Curling: Heartbreak as Team GB denied gold again after Canada clinch 9-6 win in Cortina
The men's curling final in Cortina ended in fresh despair for Team GB as Canada beat Bruce Mouat's rink 9-6, denying Britain a men's Olympic gold and leaving the squad with a second successive Olympic silver. The loss preserves a 102-year wait for a men's Olympic curling gold and follows an intense fortnight in Italy in which the Scottish quartet arrived as world champions and favourites but saw their mission fall short.
Curling final: How the game unfolded
Canada entered the match having finished the round-robin ahead of Team GB and therefore had the hammer for the first end. Britain limited Canada to one in that opening end and then scored two in the second to take the early lead. Canada regrouped in the third to lead 3-2, but Britain clawed back to level after four ends.
At the halfway point the Canadians had held the hammer three times but led only 4-3 after a fifth-end miss from Brad Jacobs, who failed to blank the end to retain the hammer. Mouat then executed a double takeout in the sixth to score two and put Great Britain 5-4 up. Canada levelled at 5-5 after the seventh, but an eighth end in which Britain missed shots left them with a single score and a slender 6-5 advantage going into the penultimate end.
With Canada holding the hammer in the ninth and a four on offer, they took three to go 8-6 ahead. Britain had the hammer in the 10th end; Mouat produced a spinning stone with his second-to-last throw that knocked away two Canadian stones, but Canada answered and sealed a 9-6 victory.
Team GB roster, form and expectations
Mouat's rink — Bruce Mouat, Grant Hardie, Hammy McMillan and Bobby Lammie, with alternate Kyle Waddell — arrived in Cortina as world champions and as favourites. They came believing this was their time, having won two World Championships and a pair of European crowns since the last Games, and having accumulated what has been described as an impressive haul of Grand Slam titles in recent seasons. One account cited a record 12 Grand Slam titles since the last Olympics; another reflected a tally of four grand slam events over the past four years.
Patterns and painful history
This defeat repeats a familiar Olympic pattern: Team GB were runners-up at the previous Winter Games in Beijing after losing the final to Sweden, and they leave Cortina with silver for a second successive Olympics. The squad have dominated international curling in many respects, but Olympic gold in the men's event has eluded them for more than a century — a 102-year drought that the team had aimed to end.
Bruce Mouat has now played in four Olympic medal matches across mixed doubles and men's events at two Games and has been on the losing side each time. The emotional toll showed: players were visibly upset after the final, with Grant Hardie describing himself as heartbroken and Hammy McMillan saying it would take him longer to recover this time than after the previous silver.
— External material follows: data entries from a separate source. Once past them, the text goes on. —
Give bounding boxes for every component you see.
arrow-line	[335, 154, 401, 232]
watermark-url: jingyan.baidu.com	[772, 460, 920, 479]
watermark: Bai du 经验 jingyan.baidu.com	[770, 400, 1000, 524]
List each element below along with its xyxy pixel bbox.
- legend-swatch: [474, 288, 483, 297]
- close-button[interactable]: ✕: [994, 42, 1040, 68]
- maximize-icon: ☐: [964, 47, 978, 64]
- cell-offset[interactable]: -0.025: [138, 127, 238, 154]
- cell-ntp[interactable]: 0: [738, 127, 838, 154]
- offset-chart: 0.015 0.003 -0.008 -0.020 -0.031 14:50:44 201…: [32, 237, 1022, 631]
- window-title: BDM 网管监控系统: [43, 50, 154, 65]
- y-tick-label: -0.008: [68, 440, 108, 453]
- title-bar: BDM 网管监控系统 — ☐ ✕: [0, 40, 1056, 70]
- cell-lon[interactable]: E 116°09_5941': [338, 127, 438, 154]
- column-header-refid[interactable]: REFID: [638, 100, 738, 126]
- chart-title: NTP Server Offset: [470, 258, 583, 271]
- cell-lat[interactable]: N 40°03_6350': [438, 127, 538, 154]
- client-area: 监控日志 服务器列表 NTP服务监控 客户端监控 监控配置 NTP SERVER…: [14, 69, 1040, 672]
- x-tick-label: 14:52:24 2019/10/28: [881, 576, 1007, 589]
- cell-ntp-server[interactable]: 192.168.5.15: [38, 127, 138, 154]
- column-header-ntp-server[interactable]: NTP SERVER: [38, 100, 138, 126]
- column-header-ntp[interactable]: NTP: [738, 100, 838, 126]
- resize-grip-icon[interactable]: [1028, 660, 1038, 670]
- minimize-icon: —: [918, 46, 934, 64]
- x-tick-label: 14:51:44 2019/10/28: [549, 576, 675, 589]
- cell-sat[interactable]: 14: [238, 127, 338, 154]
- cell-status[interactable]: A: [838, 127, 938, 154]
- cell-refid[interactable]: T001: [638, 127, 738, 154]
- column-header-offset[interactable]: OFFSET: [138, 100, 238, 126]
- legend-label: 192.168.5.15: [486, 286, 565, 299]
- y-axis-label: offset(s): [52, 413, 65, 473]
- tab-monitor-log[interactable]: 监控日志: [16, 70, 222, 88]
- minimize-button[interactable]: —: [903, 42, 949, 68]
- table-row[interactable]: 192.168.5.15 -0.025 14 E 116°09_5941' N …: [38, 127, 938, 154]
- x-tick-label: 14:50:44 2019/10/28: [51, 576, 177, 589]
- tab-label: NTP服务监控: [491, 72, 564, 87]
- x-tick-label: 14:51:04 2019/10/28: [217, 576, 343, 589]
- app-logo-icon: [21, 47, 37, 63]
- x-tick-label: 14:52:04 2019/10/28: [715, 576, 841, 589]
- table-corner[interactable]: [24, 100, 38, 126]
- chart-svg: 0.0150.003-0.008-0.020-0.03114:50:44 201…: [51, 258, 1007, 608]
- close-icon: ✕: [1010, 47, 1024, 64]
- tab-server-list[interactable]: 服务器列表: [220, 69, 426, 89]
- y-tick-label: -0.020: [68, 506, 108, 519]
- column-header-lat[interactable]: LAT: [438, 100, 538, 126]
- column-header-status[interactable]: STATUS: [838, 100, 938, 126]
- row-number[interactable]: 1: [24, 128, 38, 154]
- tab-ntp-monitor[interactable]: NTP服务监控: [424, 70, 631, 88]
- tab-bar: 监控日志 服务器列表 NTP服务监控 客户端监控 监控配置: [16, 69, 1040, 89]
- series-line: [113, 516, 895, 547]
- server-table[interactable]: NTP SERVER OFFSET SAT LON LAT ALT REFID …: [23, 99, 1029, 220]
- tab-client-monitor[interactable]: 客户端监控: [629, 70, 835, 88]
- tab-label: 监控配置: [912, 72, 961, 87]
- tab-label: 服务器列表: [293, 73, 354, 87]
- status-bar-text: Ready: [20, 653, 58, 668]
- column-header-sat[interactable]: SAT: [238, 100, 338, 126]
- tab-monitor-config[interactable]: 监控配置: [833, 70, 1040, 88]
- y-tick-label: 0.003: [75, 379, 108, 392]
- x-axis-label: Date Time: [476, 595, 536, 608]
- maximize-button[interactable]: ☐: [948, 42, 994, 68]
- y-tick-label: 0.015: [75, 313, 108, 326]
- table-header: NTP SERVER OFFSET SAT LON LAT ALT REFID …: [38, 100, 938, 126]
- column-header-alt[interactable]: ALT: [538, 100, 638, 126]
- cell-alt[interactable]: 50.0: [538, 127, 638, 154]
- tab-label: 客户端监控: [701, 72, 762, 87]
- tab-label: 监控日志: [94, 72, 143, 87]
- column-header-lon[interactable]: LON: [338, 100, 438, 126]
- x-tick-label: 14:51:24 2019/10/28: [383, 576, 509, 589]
Rivalry with Canada and match context
The rivalry with Canada has been a recurring subplot. Team GB boast a strong record against Canada and beat them in last year's world semifinals, but Canada — led by an experienced Brad Jacobs team — had beaten Britain in the round-robin earlier in the week, a rare reverse for Mouat's side. Mouat and Jacobs have met many times; the two skips have played each other 14 times, and this final represented only the second time Jacobs has prevailed in that pairing.
Canada's own week in Cortina was described as tumultuous, with off-ice controversy present during the event. The gold medal match was the second time in five days that Canada beat Britain in Cortina.
Road to the final and immediate aftermath
The past 10 days in Italy were far from straightforward for Mouat's rink. They were on the brink of a shock early exit as recently as Thursday, but recovered to guarantee a medal after an epic semi-final win over Switzerland on Thursday — a victory Mouat described in the heat of the moment as essentially their gold medal. That rollercoaster left the team emotionally charged but ultimately short of their stated objective.
After the final, Mouat was visibly emotional and said he felt shocked, noting that the team had believed they were the better side on the day. Grant Hardie reflected on the lingering pain from the previous Olympic final and the missed opportunity to redeem that history. Mouat said he intends to continue to the next Olympic cycle in France and expressed a desire to keep playing, while noting that it was unclear in the provided context whether his three teammates would join him.
What this means for Team GB and the Games
For the British delegation this result represented a fourth medal at these Games that might have been gold instead of silver, and the defeat will prompt immediate reflection on selection, squad futures and the emotional recovery of players. The Cortina Ice Arena crowd — including travelling Scottish supporters who brought bagpipes and bespoke chants — witnessed a tense finale that added another layer to a career-long narrative for Mouat, Hardie, McMillan and Lammie: excellence on the world stage, matched by recurring Olympic heartbreak.